Running Your Code (No, it doesn’t work the first time!)

WebMatrix Run optionSo, you’ve done everything right, and can’t wait to hit the Run option in WebMatrix, only to be met with: 

HTTP 500 Internal Server Error

As when playing with any new technology, you pretty much figure it’s your fault, and you’ve screwed up somewhere along the line.  Well, not this time!  I spent an hour or so of debugging (PHP’s error_log() is my friend!) and comparing the execution of a “Dallas” service to my own operational local Northwind WCF Data Service. 
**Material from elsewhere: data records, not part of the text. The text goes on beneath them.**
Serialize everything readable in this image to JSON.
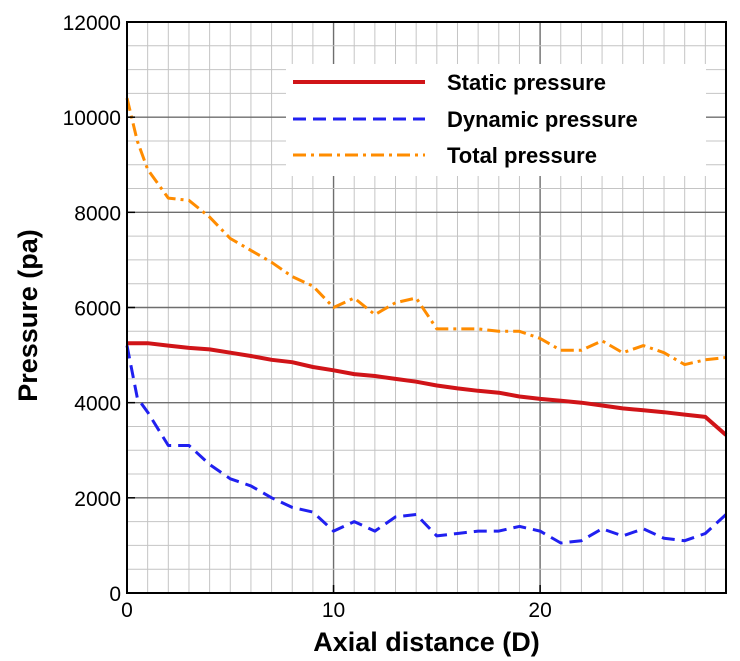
{
  "chart_data": {
    "type": "line",
    "title": "",
    "xlabel": "Axial distance (D)",
    "ylabel": "Pressure (pa)",
    "xlim": [
      0,
      29
    ],
    "ylim": [
      0,
      12000
    ],
    "x_major_ticks": [
      0,
      10,
      20
    ],
    "x_minor_step": 1,
    "y_major_ticks": [
      0,
      2000,
      4000,
      6000,
      8000,
      10000,
      12000
    ],
    "y_minor_step": 500,
    "grid": true,
    "legend_position": "top-right",
    "series": [
      {
        "name": "Static pressure",
        "style": "solid",
        "color": "#d01418",
        "x": [
          0,
          1,
          2,
          3,
          4,
          5,
          6,
          7,
          8,
          9,
          10,
          11,
          12,
          13,
          14,
          15,
          16,
          17,
          18,
          19,
          20,
          21,
          22,
          23,
          24,
          25,
          26,
          27,
          28,
          29
        ],
        "values": [
          5250,
          5250,
          5200,
          5150,
          5120,
          5050,
          4980,
          4900,
          4850,
          4750,
          4680,
          4600,
          4560,
          4500,
          4440,
          4360,
          4300,
          4250,
          4210,
          4130,
          4080,
          4040,
          4000,
          3940,
          3880,
          3840,
          3800,
          3750,
          3700,
          3320
        ]
      },
      {
        "name": "Dynamic pressure",
        "style": "dashed",
        "color": "#2020f0",
        "x": [
          0,
          0.5,
          1,
          2,
          3,
          4,
          5,
          6,
          7,
          8,
          9,
          10,
          11,
          12,
          13,
          14,
          15,
          16,
          17,
          18,
          19,
          20,
          21,
          22,
          23,
          24,
          25,
          26,
          27,
          28,
          29
        ],
        "values": [
          5200,
          4100,
          3800,
          3100,
          3100,
          2700,
          2400,
          2250,
          2000,
          1800,
          1700,
          1300,
          1500,
          1300,
          1600,
          1650,
          1200,
          1250,
          1300,
          1300,
          1400,
          1300,
          1050,
          1100,
          1350,
          1200,
          1350,
          1150,
          1100,
          1250,
          1650
        ]
      },
      {
        "name": "Total pressure",
        "style": "dash-dot",
        "color": "#ff8c00",
        "x": [
          0,
          0.5,
          1,
          2,
          3,
          4,
          5,
          6,
          7,
          8,
          9,
          10,
          11,
          12,
          13,
          14,
          15,
          16,
          17,
          18,
          19,
          20,
          21,
          22,
          23,
          24,
          25,
          26,
          27,
          28,
          29
        ],
        "values": [
          10400,
          9500,
          8900,
          8300,
          8250,
          7900,
          7450,
          7200,
          6950,
          6650,
          6450,
          6000,
          6200,
          5850,
          6100,
          6200,
          5550,
          5550,
          5550,
          5500,
          5500,
          5350,
          5100,
          5100,
          5300,
          5050,
          5200,
          5050,
          4800,
          4900,
          4950
        ]
      }
    ]
  }
}
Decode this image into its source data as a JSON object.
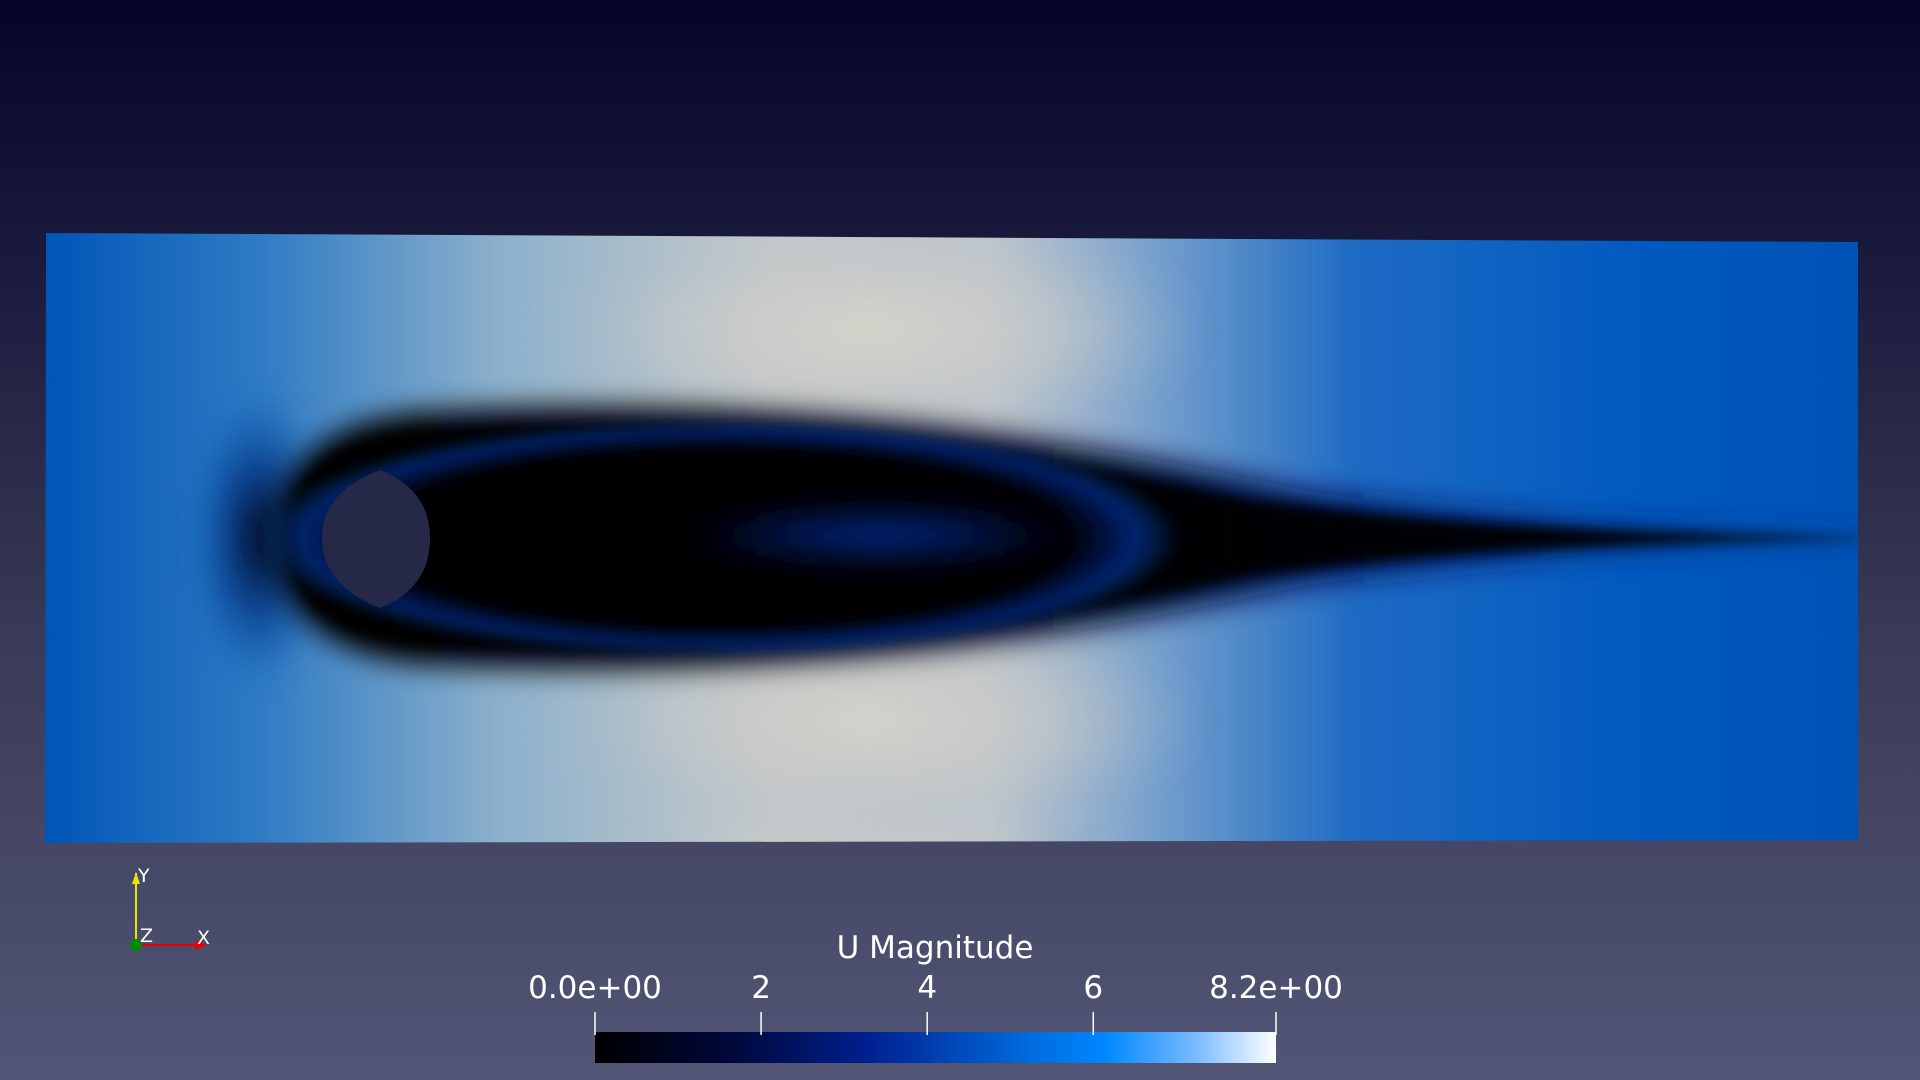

I eventually discovered a subtle difference in the Atom feed coming back as part of each entity in the result.  The successful service included a link tag like:

 <link rel="edit" title="Customer" href="Customers('ALFKI')" />

and the unsuccessful one from “Dallas” had:

 <link rel="edit" title="CityCrime" href="/CityCrime(123889)" />

Note the initial “/” in the latter’s XML href attribute.   I’m not conversant enough with OData to know if the inclusion of the “/” is valid, but I do know that the PHP OData SDK can’t get past it!   The “fix” turns out to be pretty simple though, and since the PHP OData SDK is open source, you can patch it on your own:

  1. Navigate to the directory containing the PHP OData SDK files (mine is at C:\Program Files (x86)\PHP\OData).
  2. Edit the file AtomParser.php in the Parser subdirectory.  You’ll probably need to run notepad or your favorite editor as Administrator and make sure that file isn’t marked as Read-only.
  3. Look for the EnumerateEntry function – in my copy it starts on Line 192,
  4. Add the following highlighted code in the context of the EnumerateEntry method to strip of an initial “/” if there is one.  Note, to save space, the entire method isn’t replicated below.
     protected function EnumerateEntry($entry, &$entityType, $parentObject = null)
        $xPath = self::GetXPathForNode($entry);
        $ids = $xPath->query(self::$QUERY_ID);
        $uri = $ids->item(0)->nodeValue;
        //Try to get EntitySet From edit link
        $entitySet = null;
        $editLinks = $xPath->query(self::$QUERY_EDIT_LINK);
            $href = $this->GetAttribute($editLinks->item(0), 'href');
                if(($pos = strpos($href, '(')) !== FALSE)
                    $entitySet = substr($href, 0, $pos);
                    if (substr($entitySet, 0, 1) == '/')
                        $entitySet = substr($entitySet, 1);        

And that’s a wrap!  I’ll update the post when I hear back from the “Dallas” and/or WCF Data Services teams in terms of where the bug actually lies.